W całym kraju alarmy bombowe ogłoszono w 122 szkołach. Wszystkie okazały się fałszywe. W 61 szkołach egzamin maturalny rozpoczął się o godz. 9 zgodnie z harmonogramem, w 57 matura była opóźniona. W trzech przerwano egzamin, by strażacy mogli przeszukać szkołę, a uczniowie jednej z wrocławskich szkół będą musieli zdawać maturę w czerwcu.
W ubiegłym roku w Kujawsko-Pomorskiem policja wszczęła 18 postępowań w sprawach alarmów bombowych. Za wysłanie maila o bombie na mocy zmian w prawie i tzw. ustawy antyterrorystycznej może grozić do 8 lat więzienia. Wszystko zależy od tego, jak zakwalifikują czyn - jako przestępstwo, czy wykroczenie.

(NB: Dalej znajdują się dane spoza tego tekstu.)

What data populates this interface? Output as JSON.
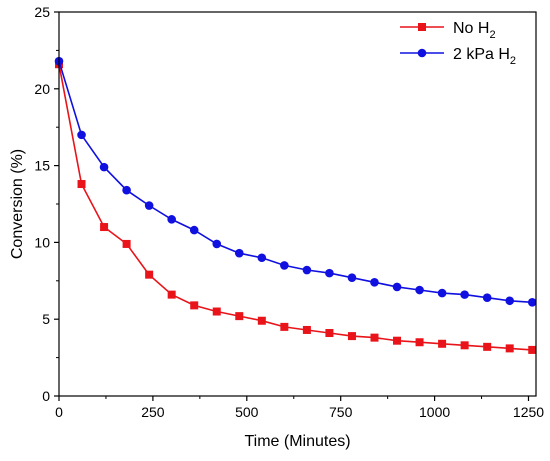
{
  "chart_data": {
    "type": "line",
    "xlabel": "Time (Minutes)",
    "ylabel": "Conversion (%)",
    "xlim": [
      0,
      1270
    ],
    "ylim": [
      0,
      25
    ],
    "xticks": [
      0,
      250,
      500,
      750,
      1000,
      1250
    ],
    "yticks": [
      0,
      5,
      10,
      15,
      20,
      25
    ],
    "legend_position": "top-right",
    "grid": false,
    "series": [
      {
        "name": "No H",
        "name_sub": "2",
        "color": "#e8141a",
        "marker": "square",
        "x": [
          0,
          60,
          120,
          180,
          240,
          300,
          360,
          420,
          480,
          540,
          600,
          660,
          720,
          780,
          840,
          900,
          960,
          1020,
          1080,
          1140,
          1200,
          1260
        ],
        "values": [
          21.6,
          13.8,
          11.0,
          9.9,
          7.9,
          6.6,
          5.9,
          5.5,
          5.2,
          4.9,
          4.5,
          4.3,
          4.1,
          3.9,
          3.8,
          3.6,
          3.5,
          3.4,
          3.3,
          3.2,
          3.1,
          3.0
        ]
      },
      {
        "name": "2 kPa H",
        "name_sub": "2",
        "color": "#1010e0",
        "marker": "circle",
        "x": [
          0,
          60,
          120,
          180,
          240,
          300,
          360,
          420,
          480,
          540,
          600,
          660,
          720,
          780,
          840,
          900,
          960,
          1020,
          1080,
          1140,
          1200,
          1260
        ],
        "values": [
          21.8,
          17.0,
          14.9,
          13.4,
          12.4,
          11.5,
          10.8,
          9.9,
          9.3,
          9.0,
          8.5,
          8.2,
          8.0,
          7.7,
          7.4,
          7.1,
          6.9,
          6.7,
          6.6,
          6.4,
          6.2,
          6.1
        ]
      }
    ]
  }
}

- Jeżeli w wyniku wywołania alarmu nie zostają podjęte jakieś wyjątkowe działania służb, nie następuje, na przykład wyłączenie ulic z ruchu, to sprawa może być zakwalifikowana jako wykroczenie - wyjaśnia podinsp. Monika Chlebicz, rzecznik prasowy Komendy Wojewódzkiej Policji w Bydgoszczy.
Jeszcze na początku roku biuro prasowe MSWiA informowało, że fałszywych alarmów jest coraz mniej: - Wprowadzona w lipcu ubiegłego roku ustawa ograniczyła anonimowość sprawców dzięki obowiązkowej rejestracji kart prepaid.